Prepayment Policy
Prepayment Policy
At Greenside Dental, we are committed to providing a smooth, efficient, and high-quality experience for all patients. To support this, we operate a prepayment policy for treatment appointments.
Monthly Plan Patients
Patients registered on one of our memberships plans pay monthly for their routine care, including examinations and hygiene appointments covered within their plan.
Pay As You Go Patients
Patients who are not members of a practice plan are required to pay for routine appointments a minimum of 48 business hours prior to their appointment. Failure to make payment within this timeframe may result in the appointment being removed from the diary and offered to another patient.
To help patients manage their appointments, we aim to send payment reminder notifications approximately:
- 2 weeks prior to the appointment
- 1 week prior to the appointment
- 2 days prior to the appointment
However, patients remain responsible for attending appointments and ensuring payment is made within the required timeframe, regardless of whether reminders are received.
Treatment Appointments
All patients, including both plan patients and pay as you go patients, are required to make payment in full for treatment appointments at the time of booking, unless otherwise agreed by the practice.
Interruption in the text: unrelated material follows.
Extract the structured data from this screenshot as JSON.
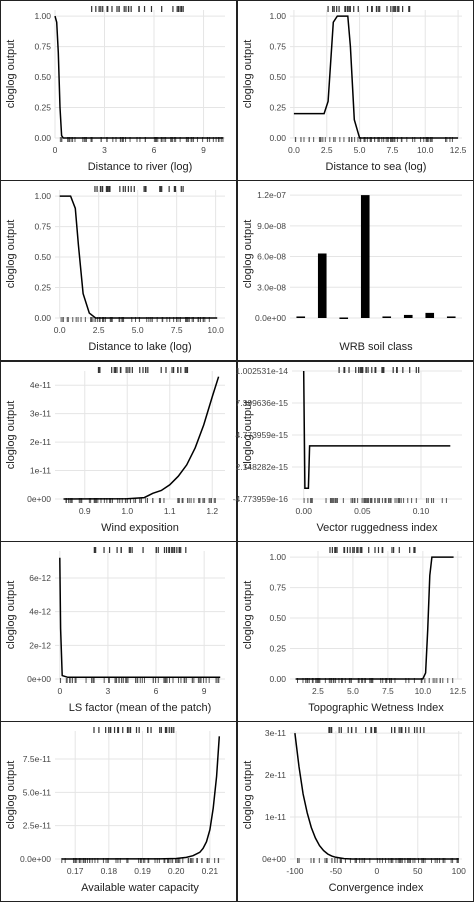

Appointments that remain unpaid may be removed from the diary and offered to another patient.
Why We Require Prepayment
Our prepayment policy helps us to:
- Secure dedicated clinical time and resources for your treatment
- Reduce appointment delays and administrative processing time
- Ensure fairness and appointment availability for all patients
- Maintain the highest standards of service and patient care
By completing payment in advance, patients can attend their appointment knowing all financial arrangements have already been taken care of.
Payment Methods
We offer a range of convenient payment options, including:
- Credit card
- Debit card
- Bank transfer
- Cash
Our reception team is happy to assist with any payment queries or support required during the process.
Bank Transfer Details
Account Number: 86261760
Sort Code: 30-65-22
Reference: First 5 letters of surname + date of birth
Example: SMITH24051990
Financial Difficulties
We understand that unexpected financial circumstances can arise. If you are experiencing difficulties regarding payment, please contact our reception team on 01274 851582 as soon as possible. Where appropriate, we will do our best to discuss suitable arrangements before your appointment.
We appreciate your understanding and cooperation with this policy, which allows us to continue delivering excellent patient care and efficient appointment management.